1. Muscle fatigue is due to the accumulation of 

(a) Lactic acid

(b) Creatine phosphate

(c) Carbon dioxide

(d) None of the above

(a) Lactic acid

Explanation: A buildup of lactic acid in the muscles as a result of anaerobic respiration is a common cause of fatigue. During high exercise, the oxygen level becomes low and it can not meet the demand of muscles, so anaerobic respiration occurs and produces lactic acid as the end product. Lactic acid accumulation decreases pH, and muscle fibres stop responding to stimulus as a result. Lactic acid is produced and stored in muscle under situations of high energy demand, rapid changes in energy requirements, and limited O2 delivery.
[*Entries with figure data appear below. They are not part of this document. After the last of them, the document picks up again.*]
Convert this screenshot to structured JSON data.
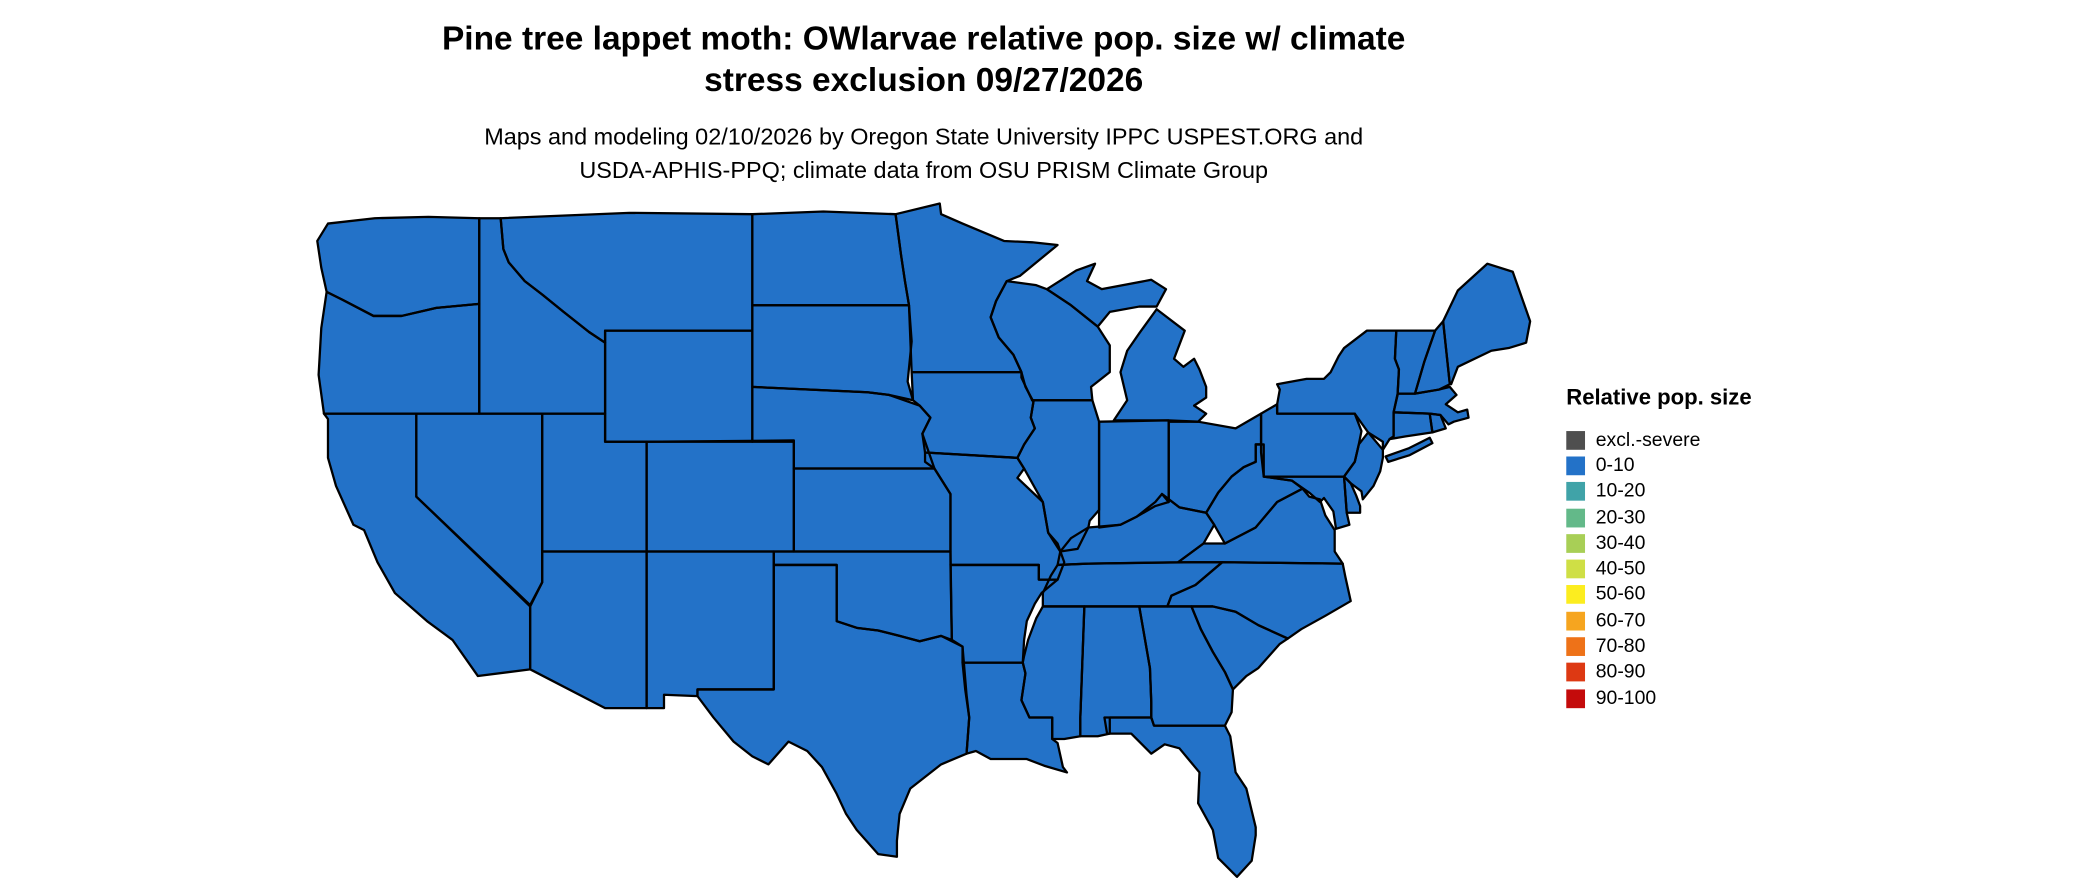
{
  "title": {
    "line1": "Pine tree lappet moth: OWlarvae relative pop. size w/ climate",
    "line2": "stress exclusion 09/27/2026"
  },
  "subtitle": {
    "line1": "Maps and modeling 02/10/2026 by Oregon State University IPPC USPEST.ORG and",
    "line2": "USDA-APHIS-PPQ; climate data from OSU PRISM Climate Group"
  },
  "legend": {
    "title": "Relative pop. size",
    "items": [
      {
        "label": "excl.-severe",
        "color": "#4f4f4f"
      },
      {
        "label": "0-10",
        "color": "#2372c8"
      },
      {
        "label": "10-20",
        "color": "#40a3a8"
      },
      {
        "label": "20-30",
        "color": "#63b989"
      },
      {
        "label": "30-40",
        "color": "#a8cf56"
      },
      {
        "label": "40-50",
        "color": "#cfdf45"
      },
      {
        "label": "50-60",
        "color": "#fced1f"
      },
      {
        "label": "60-70",
        "color": "#f6a51f"
      },
      {
        "label": "70-80",
        "color": "#ee7218"
      },
      {
        "label": "80-90",
        "color": "#dd3913"
      },
      {
        "label": "90-100",
        "color": "#c40b0b"
      }
    ]
  },
  "map": {
    "colors": {
      "base": "#2372c8",
      "excluded": "#4f4f4f",
      "border": "#000000",
      "background": "#ffffff"
    }
  }
}
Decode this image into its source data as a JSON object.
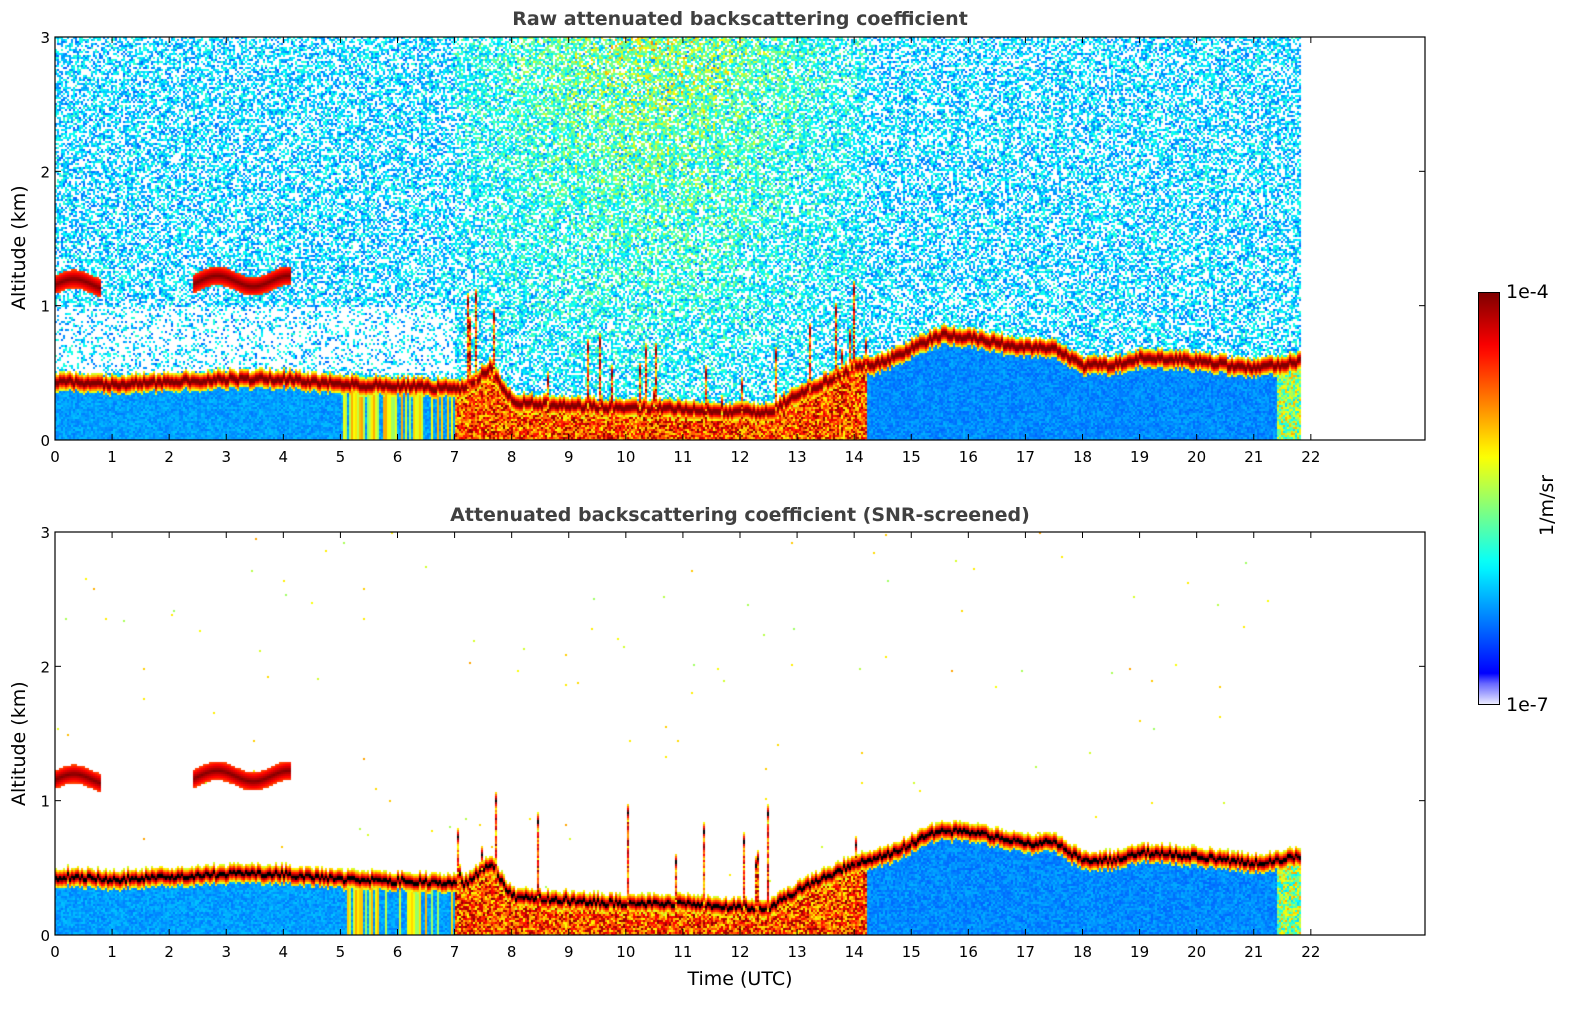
{
  "chart_data": [
    {
      "type": "heatmap",
      "id": "raw",
      "title": "Raw attenuated backscattering coefficient",
      "xlabel": "",
      "ylabel": "Altitude (km)",
      "xlim": [
        0,
        24
      ],
      "ylim": [
        0,
        3
      ],
      "xticks": [
        "0",
        "1",
        "2",
        "3",
        "4",
        "5",
        "6",
        "7",
        "8",
        "9",
        "10",
        "11",
        "12",
        "13",
        "14",
        "15",
        "16",
        "17",
        "18",
        "19",
        "20",
        "21",
        "22"
      ],
      "yticks": [
        "0",
        "1",
        "2",
        "3"
      ],
      "data_end_hour": 21.8,
      "snr_screened": false
    },
    {
      "type": "heatmap",
      "id": "snr",
      "title": "Attenuated backscattering coefficient (SNR-screened)",
      "xlabel": "Time (UTC)",
      "ylabel": "Altitude (km)",
      "xlim": [
        0,
        24
      ],
      "ylim": [
        0,
        3
      ],
      "xticks": [
        "0",
        "1",
        "2",
        "3",
        "4",
        "5",
        "6",
        "7",
        "8",
        "9",
        "10",
        "11",
        "12",
        "13",
        "14",
        "15",
        "16",
        "17",
        "18",
        "19",
        "20",
        "21",
        "22"
      ],
      "yticks": [
        "0",
        "1",
        "2",
        "3"
      ],
      "data_end_hour": 21.8,
      "snr_screened": true
    }
  ],
  "layers": {
    "boundary_layer_top_km": {
      "hours": [
        0.3,
        1,
        2,
        3,
        4,
        5,
        6,
        7,
        7.2,
        7.6,
        8,
        9,
        10,
        11,
        12,
        12.5,
        13,
        13.5,
        14,
        14.5,
        15,
        15.5,
        16,
        17,
        17.5,
        18,
        18.5,
        19,
        19.5,
        20,
        21,
        21.8
      ],
      "values": [
        0.45,
        0.43,
        0.45,
        0.47,
        0.47,
        0.43,
        0.42,
        0.4,
        0.4,
        0.55,
        0.3,
        0.27,
        0.25,
        0.25,
        0.22,
        0.22,
        0.35,
        0.45,
        0.55,
        0.6,
        0.7,
        0.8,
        0.78,
        0.7,
        0.7,
        0.57,
        0.57,
        0.63,
        0.62,
        0.6,
        0.55,
        0.6
      ]
    },
    "upper_cloud_km": {
      "segments": [
        {
          "start": 0.0,
          "end": 0.8,
          "base": 1.08,
          "top": 1.25
        },
        {
          "start": 2.4,
          "end": 4.1,
          "base": 1.08,
          "top": 1.3
        }
      ]
    }
  },
  "colorbar": {
    "label": "1/m/sr",
    "max_label": "1e-4",
    "min_label": "1e-7",
    "min": 1e-07,
    "max": 0.0001,
    "scale": "log",
    "colormap": "jet"
  }
}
2.  Cramps in the leg muscle after running a long distance are because of

(a) A buildup of acetic acid

(b) A buildup of oxalic acid

(c) A buildup of lactic acid

(d) A buildup of Pyruvic acid

(a) A buildup of acetic acid

Explanation: Cramping is defined as a painful involuntary muscle contraction produced by fatigue or tension. Cramping is caused by a mismatch between nerve signals that activate a muscle and those that inhibit its contractions. When a muscle is fatigued, it tends to become unbalanced. During running, muscles need to work fast and need more energy, but oxygen can not reach muscles at that speed, and then, muscles shift towards anaerobic respiration and produce lactic acid and some amount of energy. Also, we know that muscle fatigue occurs due to the accumulation of lactic acid in the muscles.